Removal of simple cysts and ovarian drilling are usually done with laparoscopic techniques. The ovarian cysts which are not cancerous usually contain fluid/ blood inside the cyst. The fluid is aspirated first and the cyst gets collapsed. The cyst wall is excised through the laparoscope. Thus simple cysts of the ovary, even when large, can be removed with laparoscopic techniques. If the cyst is cancerous or has solid elements, open technique with a standard incision is required to ensure complete and precise removal. Please refer to our section on laparoscopic surgery to know more about the expected perioperative course with a laparoscopic surgery.
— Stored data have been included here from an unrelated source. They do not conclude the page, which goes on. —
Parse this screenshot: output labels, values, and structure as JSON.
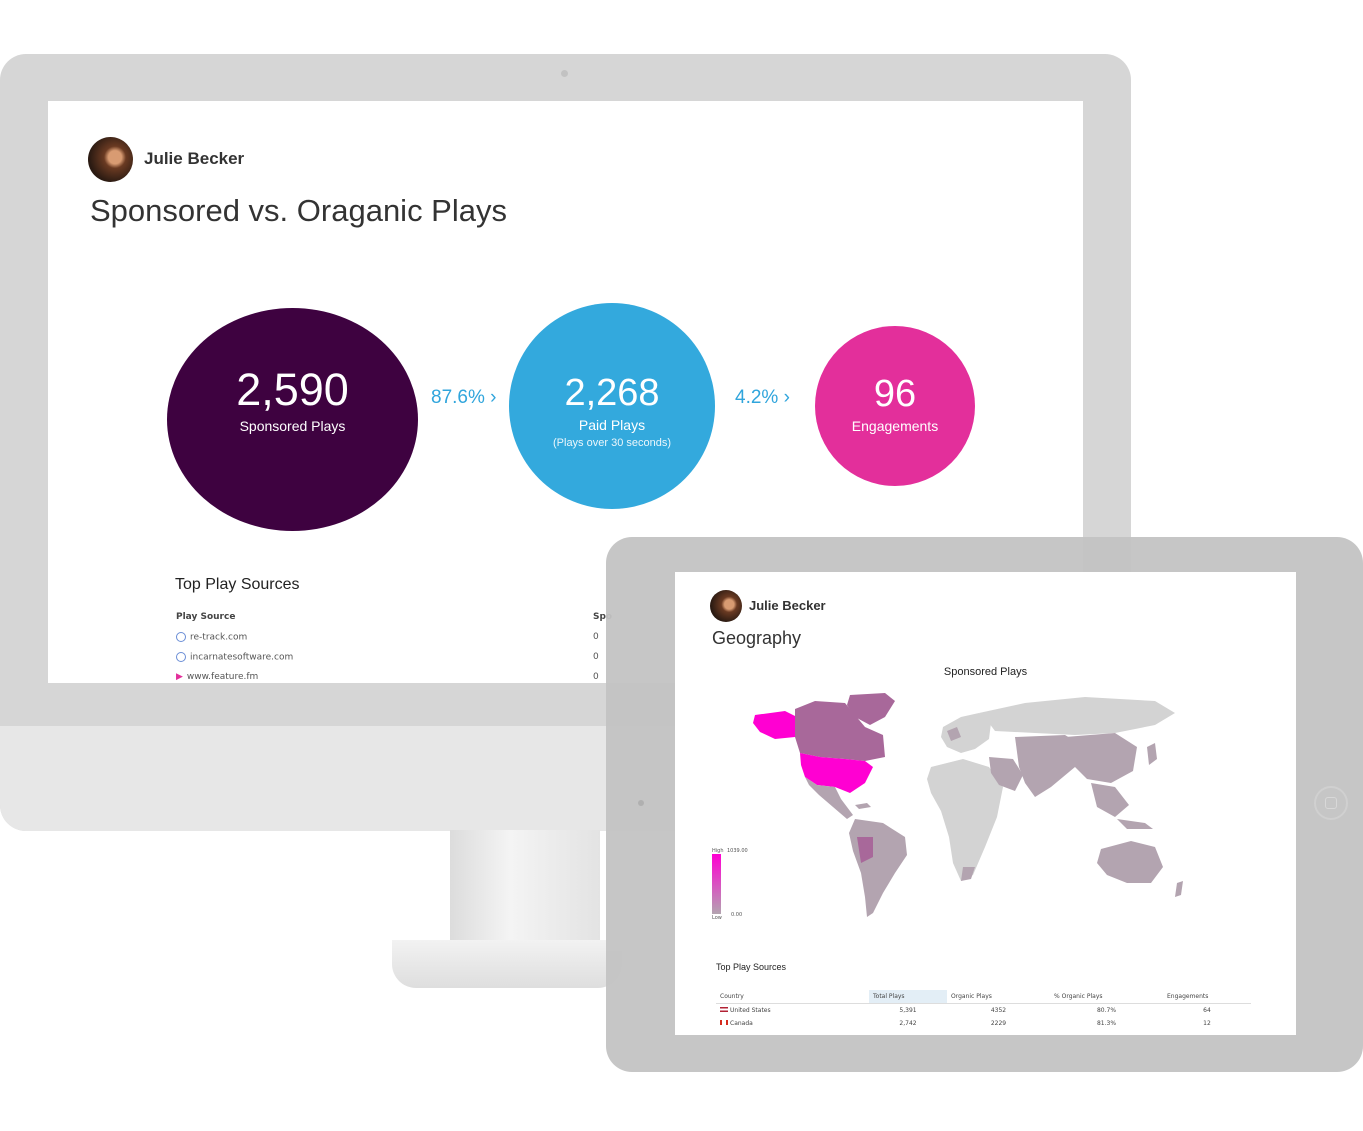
{
  "desktop": {
    "user_name": "Julie Becker",
    "page_title": "Sponsored vs. Oraganic Plays",
    "metrics": [
      {
        "value": "2,590",
        "label": "Sponsored Plays",
        "color": "#3e0240"
      },
      {
        "value": "2,268",
        "label": "Paid Plays",
        "sublabel": "(Plays over 30 seconds)",
        "color": "#33a9dd"
      },
      {
        "value": "96",
        "label": "Engagements",
        "color": "#e32f9b"
      }
    ],
    "rates": [
      "87.6% ›",
      "4.2% ›"
    ],
    "sources": {
      "title": "Top Play Sources",
      "column_source": "Play Source",
      "column_sponsored": "Spo",
      "rows": [
        {
          "name": "re-track.com",
          "value": "0"
        },
        {
          "name": "incarnatesoftware.com",
          "value": "0"
        },
        {
          "name": "www.feature.fm",
          "value": "0"
        }
      ]
    }
  },
  "tablet": {
    "user_name": "Julie Becker",
    "page_title": "Geography",
    "map_title": "Sponsored Plays",
    "legend": {
      "high": "High",
      "low": "Low",
      "max": "1039.00",
      "min": "0.00"
    },
    "map_colors": {
      "top": "#ff00d2",
      "mid": "#a8689a",
      "low": "#b3a4b0",
      "none": "#d3d3d3"
    },
    "table": {
      "title": "Top Play Sources",
      "columns": [
        "Country",
        "Total Plays",
        "Organic Plays",
        "% Organic Plays",
        "Engagements"
      ],
      "rows": [
        {
          "country": "United States",
          "total": "5,391",
          "organic": "4352",
          "pct": "80.7%",
          "engagements": "64"
        },
        {
          "country": "Canada",
          "total": "2,742",
          "organic": "2229",
          "pct": "81.3%",
          "engagements": "12"
        }
      ]
    }
  }
}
Ovarian drilling and cystectomy usually allow the ovary to function well after the surgery. The ovary needs to be monitored after the surgery to ensure that the problem does not recur. However, if all or a major part of the ovary is removed, it compromises the ovarian function. The hormonal support provided by the ovary is lost and women attain early menopause. In women with early menopause and menopausal symptoms such as flushes, hormonal support with medicines may be required. They also need to guard against the risk of osteoporosis from premature menopause.